Harcèlement moral : la petite louche jurisprudentielle de mars 2009
(où il est aussi question de tautologie et du Medef)
Vous vous rappelez ? Le 4 mars 2004, le MEDEF mettait au jour 44 propositions pour « moderniser le code du travail ». Chacun sait ce que « moderniser » veut dire, dans cet organisme. Quand le Medef « modernise », l’herbe ne repousse plus.
Quelque temps plus tôt, le 15 janvier 2004, un Monsieur Michel Davy de Virville passé de Laurent Fabius à Jean Pierre Soisson, de Renault (il sera le licencieur de Renault-Vilvoorde) à Fillon, jusqu’à la commission Attali - , mais du Medef toujours - un gars sérieux donc, remet au ministre Fillon un rapport, qui va défrayer la chronique, sur "un Code du Travail plus efficace". Déjà, seul le titre pouvait faire peur, eut égard au mandataire…
Pourquoi, me direz vous, faire un parallèle "crapulo-sous entendeur" entre ces deux textes, comme une polémique inutile de plus ? C’est que, étrangement (?), le Medef écrivait en préface du sien : " « Ce document ne reprend pas les propositions avancées par la commission présidée parM. Michel de Virville auxquelles le MEDEF adhère globalement, mais complètentcertaines d’entre elles et en ajoutent de nouvelles demandées par les entreprises.Les entreprises souhaitent leur intégration dans le projet de loi en préparation encomplément des propositions de la commission Virville dont elles partagent le contenu".
Tu l’as dit toi même !
En "complément" de ce qu’avait pensé et écrit leur petit camarade syndiqué, que proposait donc le Medef, qui vous fait lire ce billet en avril 2009 ? Simplement et tout particulièrement ce point 16 concernant le harcèlement moral :
"Harcèlement moral.
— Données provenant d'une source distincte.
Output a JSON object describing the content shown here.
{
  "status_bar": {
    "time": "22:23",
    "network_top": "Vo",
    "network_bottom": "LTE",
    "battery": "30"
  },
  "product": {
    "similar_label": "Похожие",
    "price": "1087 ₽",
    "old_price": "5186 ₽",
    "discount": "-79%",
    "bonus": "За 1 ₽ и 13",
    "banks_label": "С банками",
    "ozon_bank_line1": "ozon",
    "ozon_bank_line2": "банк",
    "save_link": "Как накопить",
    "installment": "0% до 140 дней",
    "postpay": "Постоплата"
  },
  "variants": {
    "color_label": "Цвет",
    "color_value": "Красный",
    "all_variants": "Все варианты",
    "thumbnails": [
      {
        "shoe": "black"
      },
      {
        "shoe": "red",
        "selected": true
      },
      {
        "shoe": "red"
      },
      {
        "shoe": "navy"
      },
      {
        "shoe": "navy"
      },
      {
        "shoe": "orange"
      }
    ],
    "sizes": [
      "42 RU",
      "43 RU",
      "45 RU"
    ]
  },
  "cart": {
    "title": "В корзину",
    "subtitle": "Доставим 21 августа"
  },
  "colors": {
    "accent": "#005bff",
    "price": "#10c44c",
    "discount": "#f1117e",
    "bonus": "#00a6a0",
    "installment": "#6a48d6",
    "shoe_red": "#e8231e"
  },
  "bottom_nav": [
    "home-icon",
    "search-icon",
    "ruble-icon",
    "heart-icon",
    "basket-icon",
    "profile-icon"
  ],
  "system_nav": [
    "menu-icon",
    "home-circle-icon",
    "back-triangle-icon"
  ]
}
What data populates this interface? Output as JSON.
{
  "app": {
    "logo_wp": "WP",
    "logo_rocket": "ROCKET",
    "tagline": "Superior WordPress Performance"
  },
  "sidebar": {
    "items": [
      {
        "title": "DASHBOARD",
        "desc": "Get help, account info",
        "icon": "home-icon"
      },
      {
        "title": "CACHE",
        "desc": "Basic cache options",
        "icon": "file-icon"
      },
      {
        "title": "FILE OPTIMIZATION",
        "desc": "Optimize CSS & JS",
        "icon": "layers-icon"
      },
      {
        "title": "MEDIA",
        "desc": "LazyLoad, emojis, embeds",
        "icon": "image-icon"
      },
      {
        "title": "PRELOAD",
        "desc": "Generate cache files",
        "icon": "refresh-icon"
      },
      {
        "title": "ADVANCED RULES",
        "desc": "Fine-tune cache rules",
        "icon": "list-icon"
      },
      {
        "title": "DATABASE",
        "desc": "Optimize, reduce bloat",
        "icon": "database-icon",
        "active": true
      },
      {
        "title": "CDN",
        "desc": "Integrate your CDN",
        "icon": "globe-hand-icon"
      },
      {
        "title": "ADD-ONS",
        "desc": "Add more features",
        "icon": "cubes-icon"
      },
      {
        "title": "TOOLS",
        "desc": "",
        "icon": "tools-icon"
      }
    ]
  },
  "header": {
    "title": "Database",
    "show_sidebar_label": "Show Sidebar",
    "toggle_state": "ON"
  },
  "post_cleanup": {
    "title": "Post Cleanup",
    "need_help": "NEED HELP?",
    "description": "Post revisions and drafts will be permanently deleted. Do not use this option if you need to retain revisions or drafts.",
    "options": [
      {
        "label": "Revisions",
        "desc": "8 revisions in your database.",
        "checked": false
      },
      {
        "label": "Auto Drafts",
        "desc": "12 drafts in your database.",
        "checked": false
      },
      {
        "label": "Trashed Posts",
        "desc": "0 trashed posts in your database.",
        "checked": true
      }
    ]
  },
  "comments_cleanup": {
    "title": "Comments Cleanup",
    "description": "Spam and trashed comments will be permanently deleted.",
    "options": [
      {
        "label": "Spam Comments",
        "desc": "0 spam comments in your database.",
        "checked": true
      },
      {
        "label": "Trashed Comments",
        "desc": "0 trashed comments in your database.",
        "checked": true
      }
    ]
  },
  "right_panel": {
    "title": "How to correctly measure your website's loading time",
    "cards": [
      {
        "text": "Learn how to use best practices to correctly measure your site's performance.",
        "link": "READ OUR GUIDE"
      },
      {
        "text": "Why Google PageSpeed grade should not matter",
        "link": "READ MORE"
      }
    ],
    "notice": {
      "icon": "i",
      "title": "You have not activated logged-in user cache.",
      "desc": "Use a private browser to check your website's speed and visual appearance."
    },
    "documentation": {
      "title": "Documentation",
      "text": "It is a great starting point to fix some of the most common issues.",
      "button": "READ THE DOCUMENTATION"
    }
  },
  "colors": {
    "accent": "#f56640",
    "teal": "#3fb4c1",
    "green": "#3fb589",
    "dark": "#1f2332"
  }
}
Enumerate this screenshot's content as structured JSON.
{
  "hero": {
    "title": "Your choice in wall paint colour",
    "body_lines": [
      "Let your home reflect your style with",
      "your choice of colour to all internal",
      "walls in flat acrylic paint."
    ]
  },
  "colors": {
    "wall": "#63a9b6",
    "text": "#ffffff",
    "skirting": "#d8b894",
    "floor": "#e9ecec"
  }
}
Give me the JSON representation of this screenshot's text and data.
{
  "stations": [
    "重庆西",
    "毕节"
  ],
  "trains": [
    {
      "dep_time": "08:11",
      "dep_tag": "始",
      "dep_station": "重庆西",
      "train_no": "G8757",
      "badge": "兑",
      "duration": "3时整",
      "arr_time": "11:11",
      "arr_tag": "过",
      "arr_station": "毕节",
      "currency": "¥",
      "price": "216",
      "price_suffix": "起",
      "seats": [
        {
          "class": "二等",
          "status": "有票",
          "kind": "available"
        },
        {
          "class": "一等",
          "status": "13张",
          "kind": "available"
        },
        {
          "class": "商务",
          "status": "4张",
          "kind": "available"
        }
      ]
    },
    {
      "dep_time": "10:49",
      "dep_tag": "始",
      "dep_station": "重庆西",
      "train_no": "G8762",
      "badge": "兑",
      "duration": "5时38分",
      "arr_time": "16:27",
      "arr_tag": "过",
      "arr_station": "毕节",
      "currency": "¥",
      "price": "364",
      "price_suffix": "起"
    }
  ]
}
La loi actuelle (dite de modernisation sociale) définit le harcèlement moral par une tautologie. Il est ainsi défini comme « des agissements répétés de harcèlement moral ». Cette situation n’est pas admissible et les dispositions introduites dans le code du travail relatives au harcèlement moral doivent être supprimées (sachant que les dispositions réprimant ce délit figurent dans le code pénal et suffisent à régler la question."
Traduit simplement en langage courant, cela veut dire que le patronat français demandait à sortir du code du travail toutes dispositions liées au harcèlement moral, ne laissant aux salariés que la faculté de saisir au pénal ! Cela aurait été plus pratique, non ?
On voit que déjà, le Medef, fine mouche, s’inquiétait de ce phénomène qui allait engorger les Conseils de Prud’hommes...
A l’époque, ma Laurence ne siègait qu’au conseil exécutif du Medef....
Dans sa communication "Le harcèlement moral au travail. Etat du droit positif " Jean-François Paulin -Maître de conférences, IUT A, Lyon 1 ; Directeur de l’Institut de formation syndicale de Lyon (Lyon 2)- fait le point sur le traitement juridique du harcèlement moral au regard de la jurisprudence.
Aujourd’hui, l’arrêt de la Cour de Cassation du 10 mars 2009 (n° 07-44.092 P+B+R), vient confirmer que le licenciement d’un salarié ayant dénoncé des faits de harcèlement est nul, et en rajoute une louche : que les faits dénoncés soient prouvés ou non par le salarié plaignant - c’est évidemment toute la difficulté pour ce cas d’espèce... et l’employeur en joue - et sauf mauvaise foi de sa part, le licenciement du salarié suite à des accusations de harcèlement moral est nul.
Voyez un commentaire sur cette jurisprudence sur Liaisons Sociales Quotidien, et sur Lamy Line Reflex.
Le harcèlement moral défini comme une "tautologie", écrivait le Medef.
Cinq années plus tard, le harcèlement moral n’est plus du "monter en haut... descendre en bas...".
C’est comme si la Justice disait, "au jour d’aujourd’hui ", comme cet autre avant la catastrophe, "lui c’est lui. Moi c’est moi".
Vous verrez, "incessamment sous peu", le Medef va se fâcher à propos de cette jurisprudence nouvelle.
Tiens, je tautologe aussi ! C’est si bon de tautologer !
Un petit de coup d’un Chinon divin (l’Arcestral de Philippe Pichard), et rien n’y paraîtra.